Now I will say that if you already have a certain level of knowledge and skill inside of forex trading (which if you are reading this post you don’t) then this is possible but 3 things have to be in place.
- Knowledge & Skill of trading – Understanding the markets better than 99% of people, as well as building out a strategy that is semi-automated. Not automated as in robot trading, but instead automated in your mind so you know what to look for when specific set-ups and price action occurs.
- Starting bankroll – Assuming 5% a month you’d need at least £5k/month so that’s a £100k starting capital.
- Time – You will need time to trade. If you have a full time job you will have to be committed in the 5 hours after you finish each day or the 5 hours before you go to work!
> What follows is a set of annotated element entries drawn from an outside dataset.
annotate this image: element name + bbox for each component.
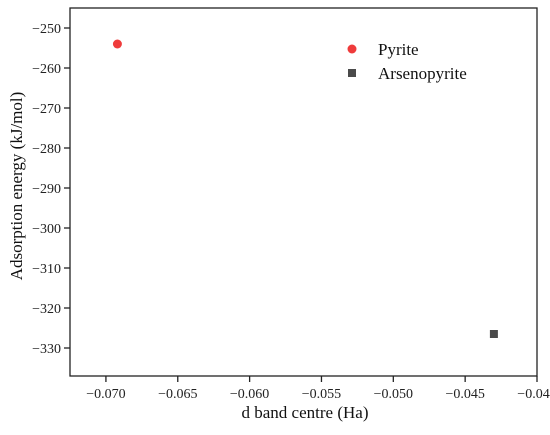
data-point-arsenopyrite <box>489 330 498 338</box>
legend-label-arsenopyrite: Arsenopyrite <box>378 64 467 83</box>
legend-marker-pyrite <box>347 44 357 54</box>
x-axis-ticks: −0.070 −0.065 −0.060 −0.055 −0.050 −0.045 −0.0… <box>86 376 550 402</box>
y-tick-label: −320 <box>32 302 61 317</box>
x-tick-label: −0.060 <box>230 387 269 402</box>
y-tick-label: −330 <box>32 342 61 357</box>
x-axis-title: d band centre (Ha) <box>242 403 369 422</box>
x-tick-label: −0.045 <box>445 387 484 402</box>
y-tick-label: −310 <box>32 262 61 277</box>
legend-label-pyrite: Pyrite <box>378 40 419 59</box>
x-tick-label: −0.065 <box>158 387 197 402</box>
legend-marker-arsenopyrite <box>348 69 356 77</box>
y-tick-label: −300 <box>32 222 61 237</box>
y-axis-ticks: −250 −260 −270 −280 −290 −300 −310 −320 −330 <box>32 22 70 357</box>
x-tick-label: −0.050 <box>374 387 413 402</box>
plot-border <box>69 7 538 377</box>
plot-frame <box>69 7 538 377</box>
y-axis-title: Adsorption energy (kJ/mol) <box>7 92 26 281</box>
y-tick-label: −290 <box>32 182 61 197</box>
y-tick-label: −270 <box>32 102 61 117</box>
x-tick-label: −0.055 <box>302 387 341 402</box>
legend: Pyrite Arsenopyrite <box>347 40 467 83</box>
x-tick-label: −0.070 <box>86 387 125 402</box>
y-tick-label: −260 <box>32 62 61 77</box>
y-tick-label: −250 <box>32 22 61 37</box>
x-tick-label: −0.040 <box>517 387 550 402</box>
y-tick-label: −280 <box>32 142 61 157</box>
data-points <box>112 39 498 338</box>
data-point-pyrite <box>112 39 122 49</box>
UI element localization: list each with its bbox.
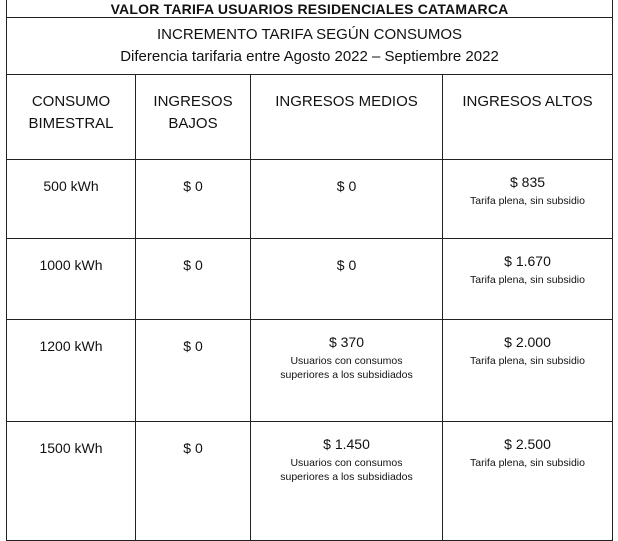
cell: $ 0 [250, 238, 443, 320]
cell: $ 835 Tarifa plena, sin subsidio [441, 159, 614, 239]
row: 1500 kWh $ 0 $ 1.450 Usuarios con consumos … [6, 421, 614, 541]
cell-value: $ 1.450 [323, 436, 370, 452]
cell-value: $ 835 [509, 174, 546, 190]
cell-value: $ 0 [336, 257, 357, 273]
cell: $ 370 Usuarios con consumos superiores a … [250, 319, 443, 422]
cell: $ 0 [135, 421, 251, 541]
header-cell: INGRESOS BAJOS [135, 74, 251, 160]
cell: $ 0 [135, 159, 251, 239]
cell: $ 2.500 Tarifa plena, sin subsidio [441, 421, 614, 541]
page: VALOR TARIFA USUARIOS RESIDENCIALES CATA… [5, 0, 614, 541]
cell-note: Usuarios con consumos superiores a los s… [280, 457, 413, 483]
row: 500 kWh $ 0 $ 0 $ 835 Tarifa plena, sin subs… [6, 159, 614, 239]
cell: 500 kWh [6, 159, 136, 239]
header-row: CONSUMO BIMESTRAL INGRESOS BAJOS INGRESOS … [6, 74, 614, 160]
cell-value: 1500 kWh [39, 440, 103, 456]
cell: 1200 kWh [6, 319, 136, 422]
cell-note: Usuarios con consumos superiores a los s… [280, 355, 413, 381]
cell-value: $ 2.000 [504, 334, 551, 350]
cell-value: 500 kWh [43, 178, 99, 194]
tariff-table: VALOR TARIFA USUARIOS RESIDENCIALES CATA… [5, 0, 614, 541]
cell: $ 0 [135, 319, 251, 422]
header-cell: CONSUMO BIMESTRAL [6, 74, 136, 160]
header-cell: INGRESOS MEDIOS [250, 74, 443, 160]
subtitle-cell: INCREMENTO TARIFA SEGÚN CONSUMOS Diferen… [5, 17, 614, 75]
cell-note: Tarifa plena, sin subsidio [470, 457, 585, 469]
cell-note: Tarifa plena, sin subsidio [470, 355, 585, 367]
cell-value: $ 370 [328, 334, 365, 350]
cell: $ 0 [250, 159, 443, 239]
cell-value: 1000 kWh [39, 257, 103, 273]
subtitle: INCREMENTO TARIFA SEGÚN CONSUMOS [156, 26, 463, 43]
cell-value: $ 0 [183, 338, 203, 354]
cell-note: Tarifa plena, sin subsidio [470, 274, 585, 286]
row: 1200 kWh $ 0 $ 370 Usuarios con consumos su… [6, 319, 614, 422]
table-wrap: VALOR TARIFA USUARIOS RESIDENCIALES CATA… [5, 0, 614, 541]
row: 1000 kWh $ 0 $ 0 $ 1.670 Tarifa plena, sin s… [6, 238, 614, 320]
cell: 1500 kWh [6, 421, 136, 541]
cell-value: $ 1.670 [504, 253, 551, 269]
cell-value: $ 0 [183, 440, 203, 456]
cell-note: Tarifa plena, sin subsidio [470, 195, 585, 207]
cell-value: $ 0 [183, 178, 203, 194]
cell: $ 1.450 Usuarios con consumos superiores … [250, 421, 443, 541]
cell-value: $ 0 [183, 257, 203, 273]
cell: $ 0 [135, 238, 251, 320]
cell: 1000 kWh [6, 238, 136, 320]
cell-value: $ 2.500 [504, 436, 551, 452]
cell-value: 1200 kWh [39, 338, 103, 354]
caption: Diferencia tarifaria entre Agosto 2022 –… [120, 48, 499, 65]
header-cell: INGRESOS ALTOS [441, 74, 614, 160]
title: VALOR TARIFA USUARIOS RESIDENCIALES CATA… [5, 0, 614, 18]
cell: $ 2.000 Tarifa plena, sin subsidio [441, 319, 614, 422]
cell-value: $ 0 [336, 178, 357, 194]
cell: $ 1.670 Tarifa plena, sin subsidio [441, 238, 614, 320]
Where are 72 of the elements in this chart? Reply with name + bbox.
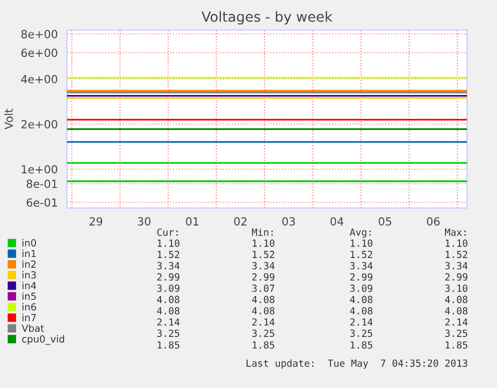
text: 1.52	[158, 250, 180, 258]
text: 4.08	[252, 296, 274, 304]
x-tick-label: 29	[90, 217, 102, 226]
text: 4.08	[350, 296, 372, 304]
legend-label: in1	[22, 250, 36, 258]
text: 1.52	[252, 250, 274, 258]
text: 3.34	[445, 262, 468, 270]
text: 1.52	[446, 250, 468, 258]
legend-label: in6	[22, 303, 36, 311]
y-tick-label: 4e+00	[21, 74, 58, 84]
text: 1.85	[350, 341, 372, 349]
text: 3.25	[252, 330, 274, 337]
text: 1.85	[158, 341, 180, 349]
text: 2.99	[252, 273, 274, 281]
text: 3.34	[252, 262, 275, 270]
y-tick-label: 2e+00	[21, 120, 58, 128]
legend-label: cpu0_vid	[22, 335, 64, 345]
y-tick-label: 8e+00	[21, 30, 58, 38]
y-tick-label: 8e-01	[26, 180, 57, 188]
x-tick-label: 01	[186, 217, 198, 226]
legend-label: in7	[22, 314, 36, 322]
y-tick-label: 6e-01	[26, 198, 57, 207]
text: Avg:	[350, 228, 371, 238]
text: 2.99	[350, 273, 372, 281]
legend-label: in5	[22, 292, 36, 300]
text: 1.10	[158, 239, 180, 247]
y-tick-label: 1e+00	[22, 165, 58, 174]
text: 3.25	[445, 330, 468, 337]
text: 4.08	[445, 307, 468, 314]
x-tick-label: 06	[426, 217, 440, 226]
text: 3.25	[157, 330, 180, 337]
text: 1.10	[350, 239, 372, 247]
chart-title: Voltages - by week	[202, 11, 333, 25]
text: 3.09	[350, 284, 372, 292]
text: 3.09	[157, 284, 180, 292]
x-tick-label: 02	[234, 217, 246, 226]
text: 3.34	[157, 262, 180, 270]
text: 1.85	[446, 341, 468, 349]
legend-label: Vbat	[22, 324, 44, 332]
text: 3.34	[350, 262, 373, 270]
x-tick-label: 30	[138, 217, 150, 226]
text: 3.10	[445, 284, 468, 292]
text: 4.08	[350, 307, 372, 314]
text: 2.99	[445, 273, 468, 281]
text: Min:	[252, 228, 273, 236]
text: 1.52	[350, 250, 372, 258]
y-tick-label: 6e+00	[21, 48, 58, 58]
text: 3.25	[350, 330, 372, 337]
text: 1.10	[252, 239, 274, 247]
x-tick-label: 03	[282, 217, 295, 226]
text: 2.14	[445, 318, 468, 326]
legend-label: in2	[22, 260, 36, 268]
text: 2.14	[252, 318, 275, 326]
text: 2.99	[157, 273, 180, 281]
text: 1.10	[446, 239, 468, 247]
text: Cur:	[157, 228, 178, 236]
x-tick-label: 04	[330, 217, 344, 226]
text: 4.08	[157, 296, 180, 304]
legend-label: in3	[22, 271, 36, 279]
text: Last update: Tue May 7 04:35:20 2013	[246, 359, 468, 369]
text: 2.14	[157, 318, 180, 326]
text: 4.08	[252, 307, 274, 314]
x-tick-label: 05	[378, 217, 392, 226]
text: 4.08	[157, 307, 180, 314]
text: 1.85	[252, 341, 274, 349]
legend-label: in4	[22, 282, 36, 290]
text: 4.08	[445, 296, 468, 304]
text: 2.14	[350, 318, 373, 326]
y-axis-title: Volt	[4, 108, 13, 130]
text: Max:	[444, 228, 466, 236]
legend-label: in0	[22, 239, 36, 247]
text: 3.07	[252, 284, 274, 292]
Having patience is key to learning any new skill and that’s all forex trading is, it’s just a set of skills we utilise to make money from the currency markets.
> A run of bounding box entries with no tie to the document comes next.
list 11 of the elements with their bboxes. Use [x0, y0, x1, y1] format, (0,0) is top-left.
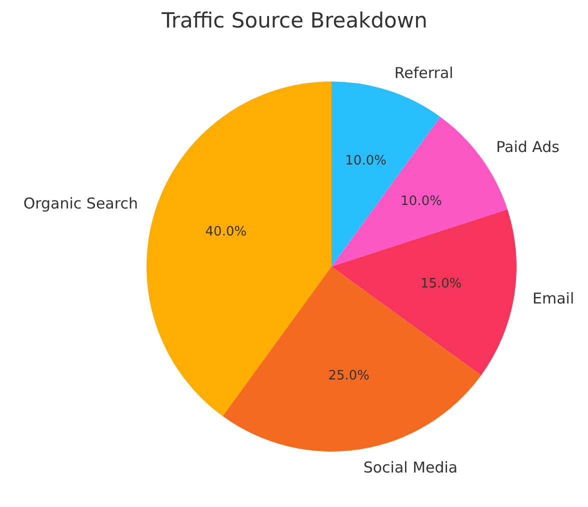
data-label: 15.0% [420, 276, 462, 292]
data-label: 10.0% [400, 194, 442, 209]
data-label: 40.0% [205, 224, 247, 240]
slice-label: Social Media [363, 458, 458, 476]
chart-title: Traffic Source Breakdown [160, 8, 428, 32]
slice-label: Organic Search [23, 194, 138, 213]
slice-label: Email [532, 289, 574, 308]
slice-label: Referral [394, 64, 454, 82]
slice-label: Paid Ads [496, 138, 560, 156]
data-label: 25.0% [328, 368, 370, 384]
data-label: 10.0% [345, 153, 386, 168]
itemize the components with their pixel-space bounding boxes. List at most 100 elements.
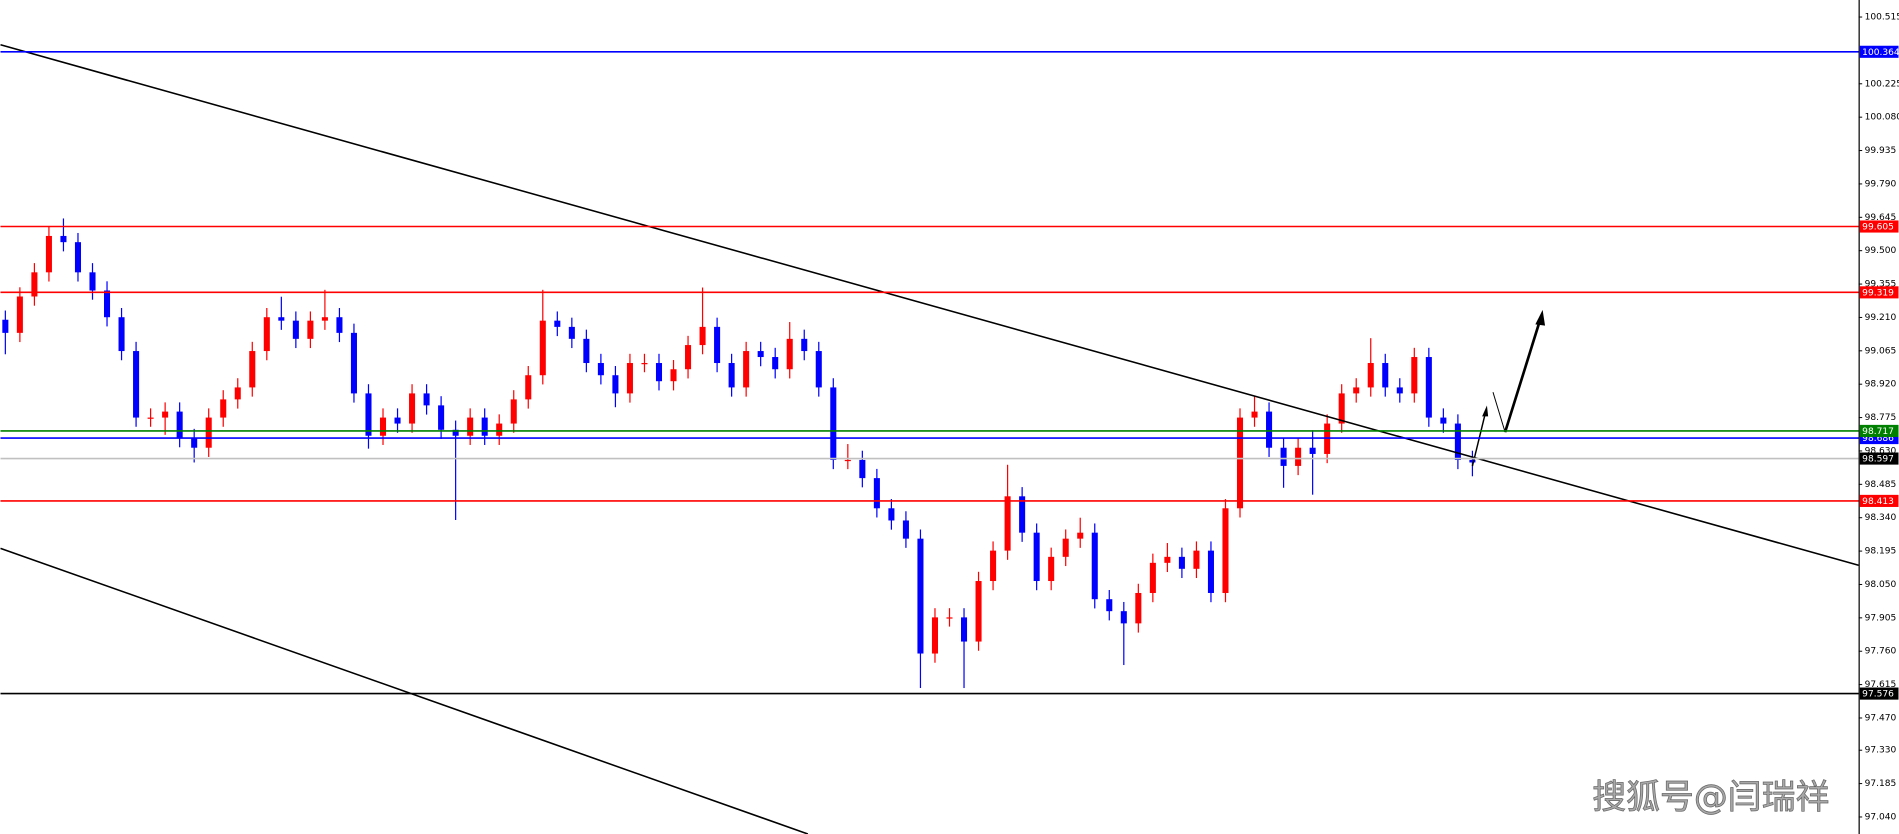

I can’t really emphasis patience anymore but having patience in all elements of trading is key.
- Individual trades – If the trade isn’t a perfect set-up, leave it.
- Education & Knowledge – It will take thousands of hours to get to a certain level, don’t try rush it.
- Expectations & Earnings – 50% a month? Not going to happen with correct bankroll management. Aim for 5% and trust the process.
4.) Play To Small – Commit 100%
A lot of people play the forex game too small.
They don’t fully believe in themselves and hence they do not go all in. I don’t recommend putting any savings into a forex account. But assuming your entire life savings, house, car, assets, business or job, children’s college funds etc was inside a trading account and you could just withdraw it, you had to trade. I’d be willing to bet you’d be a lot more careful where you put your money and do a lot of research prior to each and every trade set-up you did.
Commit 100% when you start.
If you are not willing to put (whatever it is to you) a huge amount of money into a trading account, then you are not ready to actually start trading.
Trading is not gambling, of course there are risks involved but there are also rewards that far exceed these risks when it is done properly.
As I mentioned above a trait of the 95% is to not fully commit to something.
This also comes back to the patience point as well. When you try to rush something, whether that’s building wealth, getting fit or even getting into bed with someone – It will always turn out bad.
If you learn the specific set of skills, methods and concepts behind why each one of these things happens and how to reverse engineer it then you will be a lot more successful.
All the points above develop a profile of a person who lacks the correct mindset and psychology of trading. Having an investment mindset as soon as you start is essential, anything less and you will be leaving money on the table.
If you have any of the traits mentioned above then I would highly recommend removing these from your entire life, let alone just trading. Crowd theory for example is very common with people who are unsuccessful.